Dava; tapu iptali ve tescil isteğine ilişkindir.
Mahkemece, davanın kabulüne karar verilmiştir.
Davacı vekili; çekişme konusu 3 parsel sayılı taşınmazın, devletin hüküm ve tasarrufu altında bulunan yerlerden olduğu ve 3402 Sayılı Yasanın 14. ve 17. maddesindeki şartlar oluşmadığı halde, kadastro tespiti sırasında hatalı olarak davalı adına tespit ve tescil edildiğini ileri sürerek, tapu iptal ve Hazine adına tescil istekli eldeki davayı açtığı, getirtilen kayıtlardan, anılan parselin kadastro sırasında senetsizden dava dışı M. Ö. adına 23.04.2006 tarihinde tespit edilerek, itirazsız olarak 01.05.2007 tarihinde kesinleştiği, Meral"in de taşınmazı 11.09.2007 tarihinde davalıya satış suretiyle devrettiği görülmektedir.
Mahkemece mahallinde yapılan uygulama neticesinde ziraat mühendisi K.A. tarafından düzenlenen rapordan; çekişme konusu taşınmazın % 20-25 meyilli olduğu, 50-60 m2"lik bir kısmının imar ve ihyasının 4 sene önce yapıldığı, bu kısımda 2 adet 4 yaşında zeytin ağacının bulunduğu, toprak derinliğinin az olduğu, taşınmazın tamamının taşlık ve kayalık olup, tarım arazisi niteliği taşımadığı anlaşılmaktadır.
O halde; çekişme konusu taşınmazın zilyetlikten kazanılamayacak yerlerden olduğu saptanarak tapusunun iptaline karar verilmiş olması kural olarak doğrudur.
Ancak; taşınmazın vasfının taşlık ve kayalık olduğu belirlendiğine göre 3402 Sayılı Kanunun 16/C maddesi hükmü gereğince tespit dışı bırakılması gerektiği halde, Hazine adına tescile karar verilmesi isabetsizdir.
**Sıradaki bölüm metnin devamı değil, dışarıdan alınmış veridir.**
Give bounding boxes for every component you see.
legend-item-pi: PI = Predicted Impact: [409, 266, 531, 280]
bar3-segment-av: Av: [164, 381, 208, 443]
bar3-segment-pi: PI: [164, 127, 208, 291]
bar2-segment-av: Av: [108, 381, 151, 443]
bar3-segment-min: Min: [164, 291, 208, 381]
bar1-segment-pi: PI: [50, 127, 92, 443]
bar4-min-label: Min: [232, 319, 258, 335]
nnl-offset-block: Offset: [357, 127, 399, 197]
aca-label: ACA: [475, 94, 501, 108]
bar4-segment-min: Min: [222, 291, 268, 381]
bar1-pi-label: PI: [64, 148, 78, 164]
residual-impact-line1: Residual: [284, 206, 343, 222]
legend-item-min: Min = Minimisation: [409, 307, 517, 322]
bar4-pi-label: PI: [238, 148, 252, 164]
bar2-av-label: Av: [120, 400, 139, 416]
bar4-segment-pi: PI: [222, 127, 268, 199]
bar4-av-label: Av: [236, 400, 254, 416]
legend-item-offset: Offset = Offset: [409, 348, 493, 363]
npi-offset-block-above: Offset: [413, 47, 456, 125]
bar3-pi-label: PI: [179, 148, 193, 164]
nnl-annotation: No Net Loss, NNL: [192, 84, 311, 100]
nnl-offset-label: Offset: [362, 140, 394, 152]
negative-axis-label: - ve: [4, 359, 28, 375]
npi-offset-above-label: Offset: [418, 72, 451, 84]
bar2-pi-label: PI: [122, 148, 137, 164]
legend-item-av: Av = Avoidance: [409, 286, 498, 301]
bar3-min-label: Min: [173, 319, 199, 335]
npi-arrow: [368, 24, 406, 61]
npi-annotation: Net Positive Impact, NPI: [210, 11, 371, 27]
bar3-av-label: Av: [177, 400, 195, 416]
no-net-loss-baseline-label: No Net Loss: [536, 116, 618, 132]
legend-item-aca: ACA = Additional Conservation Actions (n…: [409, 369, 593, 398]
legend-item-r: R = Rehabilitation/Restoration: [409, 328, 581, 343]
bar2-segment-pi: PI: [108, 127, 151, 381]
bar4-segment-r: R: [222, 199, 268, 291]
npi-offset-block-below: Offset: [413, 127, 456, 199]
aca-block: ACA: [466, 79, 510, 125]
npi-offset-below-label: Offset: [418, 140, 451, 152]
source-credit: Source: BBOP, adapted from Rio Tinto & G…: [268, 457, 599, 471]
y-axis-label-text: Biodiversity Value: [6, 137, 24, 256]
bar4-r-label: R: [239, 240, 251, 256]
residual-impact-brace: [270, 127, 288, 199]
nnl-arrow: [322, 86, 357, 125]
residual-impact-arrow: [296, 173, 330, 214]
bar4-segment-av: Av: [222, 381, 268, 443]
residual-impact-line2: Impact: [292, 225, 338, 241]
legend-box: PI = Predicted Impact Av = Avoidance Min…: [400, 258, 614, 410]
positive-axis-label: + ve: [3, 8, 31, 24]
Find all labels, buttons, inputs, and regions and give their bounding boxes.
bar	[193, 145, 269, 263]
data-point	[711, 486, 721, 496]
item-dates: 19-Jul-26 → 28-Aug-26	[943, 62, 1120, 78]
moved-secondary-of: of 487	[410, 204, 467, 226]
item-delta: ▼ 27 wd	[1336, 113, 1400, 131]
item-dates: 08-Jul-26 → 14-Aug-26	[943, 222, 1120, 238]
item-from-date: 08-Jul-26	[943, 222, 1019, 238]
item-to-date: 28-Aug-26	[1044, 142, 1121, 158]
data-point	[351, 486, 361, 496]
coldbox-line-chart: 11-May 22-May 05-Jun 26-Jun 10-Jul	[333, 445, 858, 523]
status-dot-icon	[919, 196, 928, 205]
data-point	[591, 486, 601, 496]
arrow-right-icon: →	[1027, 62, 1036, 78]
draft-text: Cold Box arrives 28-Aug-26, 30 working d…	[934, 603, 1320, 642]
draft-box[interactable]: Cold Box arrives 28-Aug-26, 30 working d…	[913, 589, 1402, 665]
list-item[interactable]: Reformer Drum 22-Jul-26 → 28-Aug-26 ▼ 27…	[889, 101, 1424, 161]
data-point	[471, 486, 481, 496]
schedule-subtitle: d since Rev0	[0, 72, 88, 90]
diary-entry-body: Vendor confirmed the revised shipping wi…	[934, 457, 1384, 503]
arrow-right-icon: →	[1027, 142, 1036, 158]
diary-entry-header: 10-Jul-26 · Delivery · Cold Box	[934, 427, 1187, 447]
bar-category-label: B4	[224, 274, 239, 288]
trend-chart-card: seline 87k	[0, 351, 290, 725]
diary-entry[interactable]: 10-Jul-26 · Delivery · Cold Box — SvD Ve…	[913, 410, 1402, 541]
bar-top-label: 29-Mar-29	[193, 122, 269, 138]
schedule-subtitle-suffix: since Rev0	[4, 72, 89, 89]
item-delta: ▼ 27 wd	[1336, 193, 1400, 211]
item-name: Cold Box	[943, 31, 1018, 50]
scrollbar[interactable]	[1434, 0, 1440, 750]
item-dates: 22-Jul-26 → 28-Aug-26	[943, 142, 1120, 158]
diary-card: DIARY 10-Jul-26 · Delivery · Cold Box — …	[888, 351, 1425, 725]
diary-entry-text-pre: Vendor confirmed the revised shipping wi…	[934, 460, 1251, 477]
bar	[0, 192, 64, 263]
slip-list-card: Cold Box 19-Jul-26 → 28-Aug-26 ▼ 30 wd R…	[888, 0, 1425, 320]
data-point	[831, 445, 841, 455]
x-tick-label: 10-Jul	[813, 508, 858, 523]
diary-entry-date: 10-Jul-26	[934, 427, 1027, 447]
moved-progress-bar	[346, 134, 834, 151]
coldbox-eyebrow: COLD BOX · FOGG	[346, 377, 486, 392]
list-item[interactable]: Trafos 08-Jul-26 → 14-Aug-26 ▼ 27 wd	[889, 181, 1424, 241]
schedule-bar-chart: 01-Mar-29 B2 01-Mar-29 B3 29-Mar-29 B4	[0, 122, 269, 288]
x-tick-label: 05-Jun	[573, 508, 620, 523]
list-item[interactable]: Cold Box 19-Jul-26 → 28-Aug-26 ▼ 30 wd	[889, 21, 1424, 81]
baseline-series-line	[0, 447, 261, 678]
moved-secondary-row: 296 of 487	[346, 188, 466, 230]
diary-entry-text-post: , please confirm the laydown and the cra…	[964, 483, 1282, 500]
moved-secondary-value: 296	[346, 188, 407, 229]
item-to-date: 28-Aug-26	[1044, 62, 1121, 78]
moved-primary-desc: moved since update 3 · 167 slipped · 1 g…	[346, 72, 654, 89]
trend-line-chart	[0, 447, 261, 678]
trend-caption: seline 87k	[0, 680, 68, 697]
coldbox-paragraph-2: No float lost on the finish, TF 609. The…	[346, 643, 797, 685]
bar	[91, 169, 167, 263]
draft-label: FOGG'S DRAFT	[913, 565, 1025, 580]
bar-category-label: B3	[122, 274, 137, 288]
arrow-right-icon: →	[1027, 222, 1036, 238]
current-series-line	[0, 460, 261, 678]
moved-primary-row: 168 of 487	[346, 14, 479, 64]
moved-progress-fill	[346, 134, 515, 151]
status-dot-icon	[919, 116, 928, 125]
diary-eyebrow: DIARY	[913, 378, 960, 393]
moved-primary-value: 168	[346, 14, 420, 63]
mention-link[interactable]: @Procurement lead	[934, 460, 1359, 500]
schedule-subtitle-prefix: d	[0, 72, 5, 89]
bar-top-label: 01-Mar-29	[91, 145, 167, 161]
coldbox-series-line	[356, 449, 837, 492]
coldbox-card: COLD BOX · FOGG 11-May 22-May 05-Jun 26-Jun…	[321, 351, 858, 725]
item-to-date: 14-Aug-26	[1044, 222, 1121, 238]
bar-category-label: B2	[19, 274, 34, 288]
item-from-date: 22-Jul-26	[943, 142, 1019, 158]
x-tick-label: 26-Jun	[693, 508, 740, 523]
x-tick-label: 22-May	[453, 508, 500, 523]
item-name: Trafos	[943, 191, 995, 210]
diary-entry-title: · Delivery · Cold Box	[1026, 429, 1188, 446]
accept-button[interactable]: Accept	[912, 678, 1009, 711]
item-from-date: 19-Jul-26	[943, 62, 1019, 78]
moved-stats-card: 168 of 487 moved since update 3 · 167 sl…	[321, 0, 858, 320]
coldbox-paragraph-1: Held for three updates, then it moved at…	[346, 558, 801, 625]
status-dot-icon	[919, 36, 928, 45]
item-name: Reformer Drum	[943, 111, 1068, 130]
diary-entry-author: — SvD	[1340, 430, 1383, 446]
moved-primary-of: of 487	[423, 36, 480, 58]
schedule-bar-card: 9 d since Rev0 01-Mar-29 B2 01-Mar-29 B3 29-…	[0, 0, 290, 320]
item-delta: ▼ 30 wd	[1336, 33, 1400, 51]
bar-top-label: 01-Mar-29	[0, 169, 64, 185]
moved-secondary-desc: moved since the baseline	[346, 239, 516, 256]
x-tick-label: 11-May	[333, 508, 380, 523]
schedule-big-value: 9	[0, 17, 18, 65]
Öte yandan, 19.1.2011 tarihinde yürürlüğe giren 6099 sayılı Yasanın 16 ve 17. maddeleriyle 3402 sayılı Yasaya eklenen 36/ A ve geçici 11. maddelerinde " kadastro işlemi ile oluşan tespit ve kayıtların iptali için devlet veya diğer kamu kurum ve kuruluşları tarafından açılan ve henüz infaz edilmemiş bulunan dava ve kararlar da davalı aleyhine vekalet ücreti dahil yargılama gideri yükletilemeyeceği öngörülmüştür.
Davalının temyiz itirazları açıklanan nedenden ötürü yerindedir. Kabulüyle, hükmün 12.01.2011 tarihinde kabul edilen ve 01.10.2011 tarihinde yürürlüğe giren (6100 sayılı Yasanın geçici 3.maddesine göre) HUMK."nun 428.maddesi gereğince BOZULMASINA, alınan peşin harcın temyiz edene geri verilmesine, 01.12.2011 tarihinde oybirliğiyle karar verildi.